«Noch Fragen?»: Ja. Eine Frage hätten wir: Was sollte das Ganze?

Ein Sommerloch-Showkonzept oberster Güteklasse: «Noch Fragen?» füllte mehr als drei Stunden der ProSieben-Primetime mit einer völlig ideenlosen Wissensshow.

ProSieben bewarb seine neue Primetimeshow «Noch Fragen? – Die Antwortshow» unter anderem mit einem TV-Trailer, der aus einer Abwandlung des berühmten «Sesamstraße»-Songs "Wer, wie was? Der, die das! Wieso, weshalb, warum? Wer nicht fragt, bleibt dumm!" bestand. Dieser Spot ist, mal ganz polemisch dahingestellt, das cleverste und konzeptionell stringenteste an der ganzen Sendung. Denn die mit einer ausgiebigen Sendezeit von mehr als drei Stunden versehene Sendung unter Moderation von «Galileo»-Mann Aiman Abdallah geht kaum noch als Unterhaltungsshow durch – viel mehr ist es eine Aneinanderreihung von künftigen YouTube-Clips ohne jegliche Dramaturgie und mit einem geistigen Nährwert, der für eine Wissenssendung betrüblich niedrig ausfällt.
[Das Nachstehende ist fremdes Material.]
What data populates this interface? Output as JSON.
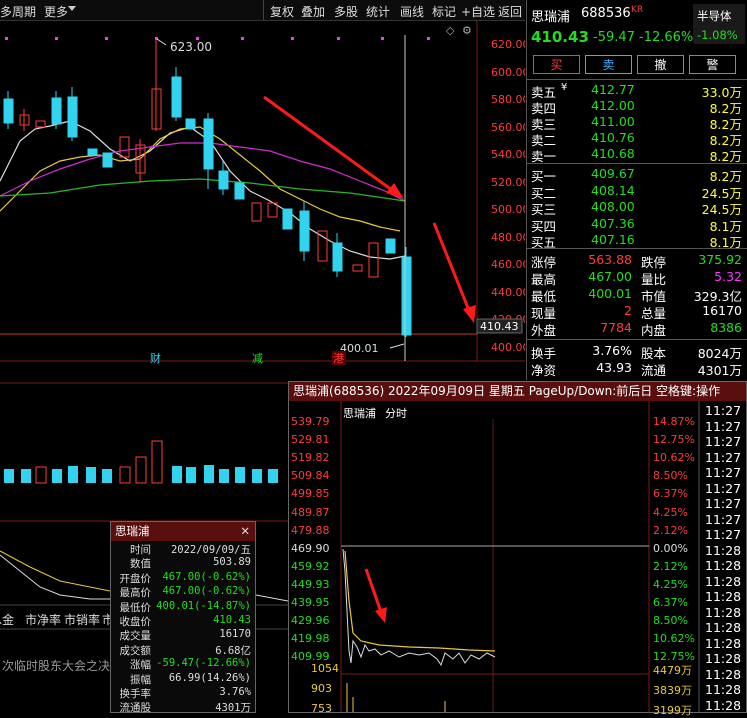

Die Grundidee hinter «Noch Fragen – Die Antwortshow» ist … Fragematerial für eine weitere Folge, sollte ProSieben diesem Konzept tatsächlich eine zweite Chance geben. Abdallah und sein aus «ran» bekannter Kollege Florian "Schmiso" Schmidt-Sommerfeld begrüßen in einer Sofarunde, die sich in einem großen TV-Studio befindet, sieben Prominente: Die Schauspielerinnen Esther Schweins und Jana Pallaske, die Schauspieler Thomas Heinze und Antoine Monot, Jr., den Komiker Ingmar Stadelmann sowie das Model Elena Carrière und Musiker Tim Bendzko.

Und, ja, da fällt die Sendung bereits allmählich in ihre Einzelteile – so, als hätte die Konzeptionsphase für dieses Format, das ProSieben seit Monaten fertig produziert in der Schublade bereit hält, aufgrund von Hitzefrei oder ähnlichem vorzeitig ein Ende gefunden. Denn die Prominenten sitzen mal mehr, mal weniger motiviert in dieser Runde und stellen Wissensfragen an ihre Kollegen, hinter denen ein bedauernswertes Saalpublikum seine Zeit absitzt. Die anderen Promis stammeln sich was zusammen oder Antworten gelegentlich auch einfach gar nicht. Antoine Monot, Jr. versucht gelegentlich, mit «Genial daneben»-haften Scherzantworten die Moral zu heben. Dann beten die Fragenstellenden die Lösung herunter.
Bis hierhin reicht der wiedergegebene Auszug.